Bear received the lowest votes and was thus eliminated. Since voters 4 and 5 have Dog after Bear in their vote profile, a fraction of their votes get transferred to Dog, but since Voter 6 has not specified any candidates other than Alligator and Bear (already elected or eliminated), a quarter of their vote gets exhausted.

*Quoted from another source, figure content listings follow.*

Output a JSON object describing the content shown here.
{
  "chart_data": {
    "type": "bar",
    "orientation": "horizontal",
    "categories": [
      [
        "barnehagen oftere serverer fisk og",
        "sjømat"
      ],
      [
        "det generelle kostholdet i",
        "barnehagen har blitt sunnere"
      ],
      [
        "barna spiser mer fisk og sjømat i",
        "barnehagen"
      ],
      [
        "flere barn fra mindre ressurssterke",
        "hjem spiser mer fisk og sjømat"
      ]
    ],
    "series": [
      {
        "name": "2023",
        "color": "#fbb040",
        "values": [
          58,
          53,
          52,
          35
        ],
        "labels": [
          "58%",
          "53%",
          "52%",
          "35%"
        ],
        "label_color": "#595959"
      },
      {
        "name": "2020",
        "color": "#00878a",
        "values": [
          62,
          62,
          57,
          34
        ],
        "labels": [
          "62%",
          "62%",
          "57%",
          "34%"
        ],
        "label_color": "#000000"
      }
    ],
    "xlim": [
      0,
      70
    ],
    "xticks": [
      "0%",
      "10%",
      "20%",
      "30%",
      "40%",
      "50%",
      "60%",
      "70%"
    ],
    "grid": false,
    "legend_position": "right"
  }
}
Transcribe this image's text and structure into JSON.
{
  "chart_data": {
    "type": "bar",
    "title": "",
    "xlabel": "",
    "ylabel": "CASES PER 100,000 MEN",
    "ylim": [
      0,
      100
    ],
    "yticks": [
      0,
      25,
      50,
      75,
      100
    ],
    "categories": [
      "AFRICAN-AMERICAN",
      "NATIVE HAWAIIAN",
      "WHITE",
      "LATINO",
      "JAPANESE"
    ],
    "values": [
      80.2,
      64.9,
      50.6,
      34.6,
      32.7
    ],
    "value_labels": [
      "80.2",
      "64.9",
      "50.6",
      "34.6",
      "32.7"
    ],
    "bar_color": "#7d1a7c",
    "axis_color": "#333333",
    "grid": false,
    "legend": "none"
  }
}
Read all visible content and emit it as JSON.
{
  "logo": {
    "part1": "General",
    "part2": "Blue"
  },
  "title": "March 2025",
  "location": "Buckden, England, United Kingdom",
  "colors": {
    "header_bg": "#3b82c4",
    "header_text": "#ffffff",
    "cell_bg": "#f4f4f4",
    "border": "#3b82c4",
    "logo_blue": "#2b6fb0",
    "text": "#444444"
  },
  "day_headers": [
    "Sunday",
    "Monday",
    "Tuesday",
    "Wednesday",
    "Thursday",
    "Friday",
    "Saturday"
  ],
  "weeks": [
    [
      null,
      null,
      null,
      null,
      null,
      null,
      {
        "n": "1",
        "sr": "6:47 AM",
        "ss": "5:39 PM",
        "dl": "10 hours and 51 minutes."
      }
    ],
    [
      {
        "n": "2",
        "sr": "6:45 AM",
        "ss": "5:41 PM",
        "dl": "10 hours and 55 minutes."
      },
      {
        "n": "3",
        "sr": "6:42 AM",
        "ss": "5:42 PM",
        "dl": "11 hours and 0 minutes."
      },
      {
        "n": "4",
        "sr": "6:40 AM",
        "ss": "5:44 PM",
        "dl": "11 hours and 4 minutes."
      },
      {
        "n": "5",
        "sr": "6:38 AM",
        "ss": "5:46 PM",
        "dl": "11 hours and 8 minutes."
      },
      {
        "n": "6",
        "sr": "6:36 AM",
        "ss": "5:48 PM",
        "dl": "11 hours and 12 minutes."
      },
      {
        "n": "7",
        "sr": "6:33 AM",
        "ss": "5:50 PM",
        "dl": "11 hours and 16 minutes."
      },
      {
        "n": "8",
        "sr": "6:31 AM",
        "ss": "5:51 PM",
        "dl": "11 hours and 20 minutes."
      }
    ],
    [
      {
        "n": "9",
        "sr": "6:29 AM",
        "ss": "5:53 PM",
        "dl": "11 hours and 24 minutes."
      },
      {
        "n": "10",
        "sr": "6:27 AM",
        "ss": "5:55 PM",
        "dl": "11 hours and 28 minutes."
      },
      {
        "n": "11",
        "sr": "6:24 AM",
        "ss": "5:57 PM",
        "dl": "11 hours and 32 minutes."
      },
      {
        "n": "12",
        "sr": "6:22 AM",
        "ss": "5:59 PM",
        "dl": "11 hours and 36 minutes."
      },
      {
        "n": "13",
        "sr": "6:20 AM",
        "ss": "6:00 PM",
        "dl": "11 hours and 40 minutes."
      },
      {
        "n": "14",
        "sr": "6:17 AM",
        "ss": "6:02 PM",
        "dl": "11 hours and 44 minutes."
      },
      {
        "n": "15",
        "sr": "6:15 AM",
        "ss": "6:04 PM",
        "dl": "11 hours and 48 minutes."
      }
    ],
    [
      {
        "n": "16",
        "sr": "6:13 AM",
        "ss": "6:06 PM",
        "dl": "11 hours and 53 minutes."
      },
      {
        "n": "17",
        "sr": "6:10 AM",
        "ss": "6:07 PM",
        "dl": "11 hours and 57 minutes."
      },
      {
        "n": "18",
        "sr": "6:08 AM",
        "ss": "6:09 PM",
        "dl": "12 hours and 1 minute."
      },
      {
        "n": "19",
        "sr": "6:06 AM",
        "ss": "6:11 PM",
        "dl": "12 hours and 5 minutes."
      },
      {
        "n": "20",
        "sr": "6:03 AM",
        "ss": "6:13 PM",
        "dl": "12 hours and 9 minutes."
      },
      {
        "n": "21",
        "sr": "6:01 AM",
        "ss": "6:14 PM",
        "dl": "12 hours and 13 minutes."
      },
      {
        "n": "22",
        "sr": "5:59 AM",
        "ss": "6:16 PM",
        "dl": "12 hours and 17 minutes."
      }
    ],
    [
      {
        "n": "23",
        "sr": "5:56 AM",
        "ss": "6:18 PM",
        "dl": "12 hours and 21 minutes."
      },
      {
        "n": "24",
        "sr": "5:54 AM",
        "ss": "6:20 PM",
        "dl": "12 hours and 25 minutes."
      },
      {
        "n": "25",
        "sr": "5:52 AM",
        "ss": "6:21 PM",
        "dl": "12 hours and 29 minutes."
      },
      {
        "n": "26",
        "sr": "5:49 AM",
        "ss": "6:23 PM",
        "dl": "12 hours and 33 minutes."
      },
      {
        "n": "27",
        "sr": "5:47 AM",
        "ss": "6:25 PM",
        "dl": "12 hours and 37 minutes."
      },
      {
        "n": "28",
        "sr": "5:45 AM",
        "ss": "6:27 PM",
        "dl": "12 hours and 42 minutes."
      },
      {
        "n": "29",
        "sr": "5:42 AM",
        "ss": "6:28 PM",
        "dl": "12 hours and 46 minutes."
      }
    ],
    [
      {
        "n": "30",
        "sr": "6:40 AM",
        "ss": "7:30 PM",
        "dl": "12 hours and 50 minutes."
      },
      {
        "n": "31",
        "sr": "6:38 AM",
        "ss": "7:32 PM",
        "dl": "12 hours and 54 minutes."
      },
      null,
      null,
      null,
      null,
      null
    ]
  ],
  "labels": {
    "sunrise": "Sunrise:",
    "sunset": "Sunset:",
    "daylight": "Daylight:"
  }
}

Dog reaches 3.75 votes which is above the threshold, thus declared elected.

Result

In conclusion, we have two elected candidates and two candidates who are eliminated:

  • Elected candidates: Alligator and Dog
  • Eliminated: Bear and Cat

Things to note

  • If no candidate achieves the Droop quota in a round, the candidate with the lowest votes is eliminated and their votes are re-distributed among remaining candidates in accordance with the voter's ranked preferences.
  • If two or more candidates tie for elimination in the final round with one seat remaining, the software allows the election admins or election committee to make a judgement call on how to break the tie.
  • Note that the above is a simplified example. In an actual calculation, the Droop quota is recalculated at each round.
  • If two or more candidates tie for elimination in one of the intermediate rounds, we follow the "Short-cut exclusion rule" as outlined in this paper. This rule allows us to eliminate candidates when it is mathematically guaranteed that they can never win. This will happen when the candidate's votes don't exceed the votes by the next-best candidate even when they are assigned all the outstanding surplus votes. This seems a fairer method to decide eliminations as compared to randomly eliminating a candidate in the event of a tie. An example with a bigger election. Note that OpaVote/OpenSTV uses pseudo-random eliminations when it comes to ties. Hence their results may differ from ours in the event of a tie.
  • If a voter is already logged in to votewiki, they might see an error when they attempt to vote by going to the voting server from their home wiki. This can be fixed by going back to the home wiki and trying again. This is a known bug we are working on fixing.
  • Note: During the tally process numbers with high precision may not be accurately presented on the tally page. We are using PHP in the backend which supports extremely high precision. This is not easy to represent in the interface. However, this may impact eliminations/elections without the process being obvious to the end user. For example, if Candidate A has 86.00000000003 votes in a round and Candidate B has 86.0000000004 in a round, they both may be presented as having "86" votes but Candidate A will be eliminated as they have lesser votes than candidate B when the complete number is compared.